TopoJSON (Topology JavaScript Object Notation) Reader/Writer
Licensing options for this format begin with FME Desktop Professional Edition.
FME can read and write data in the TopoJSON (Topology JavaScript Object Notation) format.
TopoJson is an extension to GeoJSON that utilizes topology. Like the GeoJSON (Geographic JavaScript Object Notation) Reader/Writer, spatial data in JSON is identified using key/value pairs. However, unlike GeoJSON, TopoJSON reduces redundancies for related geometries by representing overlapping edges without duplication. This limitation makes GeoJSON less suitable than TopoJSON for applications that focuses on efficiency and compactness. The paragraph below gives an overview of TopoJSON syntax. For detailed information about the TopoJSON format, see the TopoJSON Format Specification on GitHub.
Overview
TopoJSON represents geometries as a collection of shared line segments called arcs, as referenced by zero-based index. This allows for reduction in redundancies mentioned above.
Similar to GeoJSON, the supported geometry types are Point, LineString, Polygon, MultiPoint, MultiLineString, and MultiPolygon.
Geometry Example
{"type": "LineString", "arcs": [2]}
where 2 refers to the arc topology.arcs[2].
In addition, TopoJSON uses quantized delta-encoding for integer coordinates. See
https://github.com/topojson/topojson-specification#225-polygon for an example.
Reader Overview
The TopoJSON reader can read a json file with the top-level object of type “Topology”.

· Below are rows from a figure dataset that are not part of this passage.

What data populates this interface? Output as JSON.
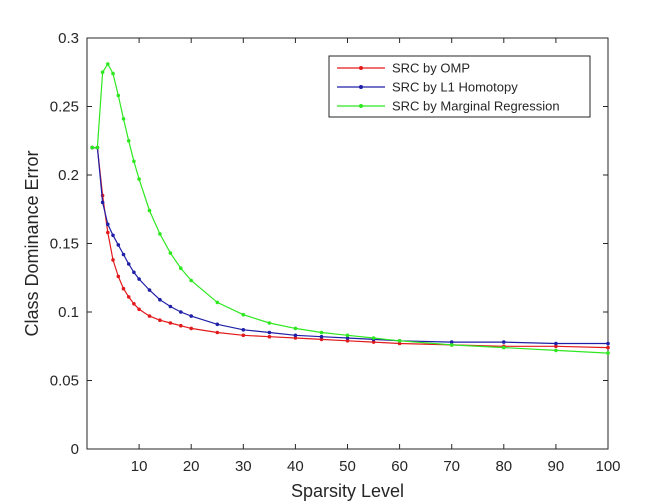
{
  "chart_data": {
    "type": "line",
    "title": "",
    "xlabel": "Sparsity Level",
    "ylabel": "Class Dominance Error",
    "xlim": [
      0,
      100
    ],
    "ylim": [
      0,
      0.3
    ],
    "xticks": [
      10,
      20,
      30,
      40,
      50,
      60,
      70,
      80,
      90,
      100
    ],
    "yticks": [
      0,
      0.05,
      0.1,
      0.15,
      0.2,
      0.25,
      0.3
    ],
    "xtick_labels": [
      "10",
      "20",
      "30",
      "40",
      "50",
      "60",
      "70",
      "80",
      "90",
      "100"
    ],
    "ytick_labels": [
      "0",
      "0.05",
      "0.1",
      "0.15",
      "0.2",
      "0.25",
      "0.3"
    ],
    "grid": false,
    "legend_position": "top-right",
    "series": [
      {
        "name": "SRC by OMP",
        "color": "#e31a1c",
        "points": [
          [
            1,
            0.22
          ],
          [
            2,
            0.22
          ],
          [
            3,
            0.185
          ],
          [
            4,
            0.158
          ],
          [
            5,
            0.138
          ],
          [
            6,
            0.126
          ],
          [
            7,
            0.117
          ],
          [
            8,
            0.111
          ],
          [
            9,
            0.106
          ],
          [
            10,
            0.102
          ],
          [
            12,
            0.097
          ],
          [
            14,
            0.094
          ],
          [
            16,
            0.092
          ],
          [
            18,
            0.09
          ],
          [
            20,
            0.088
          ],
          [
            25,
            0.085
          ],
          [
            30,
            0.083
          ],
          [
            35,
            0.082
          ],
          [
            40,
            0.081
          ],
          [
            45,
            0.08
          ],
          [
            50,
            0.079
          ],
          [
            55,
            0.078
          ],
          [
            60,
            0.077
          ],
          [
            70,
            0.076
          ],
          [
            80,
            0.075
          ],
          [
            90,
            0.075
          ],
          [
            100,
            0.074
          ]
        ]
      },
      {
        "name": "SRC by L1 Homotopy",
        "color": "#1f1fa8",
        "points": [
          [
            1,
            0.22
          ],
          [
            2,
            0.22
          ],
          [
            3,
            0.18
          ],
          [
            4,
            0.164
          ],
          [
            5,
            0.156
          ],
          [
            6,
            0.149
          ],
          [
            7,
            0.142
          ],
          [
            8,
            0.135
          ],
          [
            9,
            0.129
          ],
          [
            10,
            0.124
          ],
          [
            12,
            0.116
          ],
          [
            14,
            0.109
          ],
          [
            16,
            0.104
          ],
          [
            18,
            0.1
          ],
          [
            20,
            0.097
          ],
          [
            25,
            0.091
          ],
          [
            30,
            0.087
          ],
          [
            35,
            0.085
          ],
          [
            40,
            0.083
          ],
          [
            45,
            0.082
          ],
          [
            50,
            0.081
          ],
          [
            55,
            0.08
          ],
          [
            60,
            0.079
          ],
          [
            70,
            0.078
          ],
          [
            80,
            0.078
          ],
          [
            90,
            0.077
          ],
          [
            100,
            0.077
          ]
        ]
      },
      {
        "name": "SRC by Marginal Regression",
        "color": "#2ee81f",
        "points": [
          [
            1,
            0.22
          ],
          [
            2,
            0.22
          ],
          [
            3,
            0.275
          ],
          [
            4,
            0.281
          ],
          [
            5,
            0.274
          ],
          [
            6,
            0.258
          ],
          [
            7,
            0.241
          ],
          [
            8,
            0.225
          ],
          [
            9,
            0.21
          ],
          [
            10,
            0.197
          ],
          [
            12,
            0.174
          ],
          [
            14,
            0.157
          ],
          [
            16,
            0.143
          ],
          [
            18,
            0.132
          ],
          [
            20,
            0.123
          ],
          [
            25,
            0.107
          ],
          [
            30,
            0.098
          ],
          [
            35,
            0.092
          ],
          [
            40,
            0.088
          ],
          [
            45,
            0.085
          ],
          [
            50,
            0.083
          ],
          [
            55,
            0.081
          ],
          [
            60,
            0.079
          ],
          [
            70,
            0.076
          ],
          [
            80,
            0.074
          ],
          [
            90,
            0.072
          ],
          [
            100,
            0.07
          ]
        ]
      }
    ]
  }
}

Inside the top-level object, there must be an array of “arcs” and an object of value objects
, as well as an optional object of value transform
. There can be one or more object inside the objects
object: each object will be read as distinct feature types.
These distinct feature types may share references to the same arcs
array and the transform
object within the same file.
Writer Overview
Each FME feature type will output a new file containing the topology JSON object.
Writer Geometry
FME feature geometry written inside a TopoJSON geometry's object will have the type of geometry as the value of the type keyword. TopoJSON is an extension of GeoJSON, thus the TopoJSON writer only supports linear geometry: arcs will be stroked to lines, and ellipses will be stroked to polygons. Also, paths are simplified to a single line, and an FME feature with text geometry only has its location written; the text value is ignored.
The value of the type key for an FME feature with aggregate geometry will be a GeometryCollection object, whose geometries key will have an array of TopoJSON geometry as its value.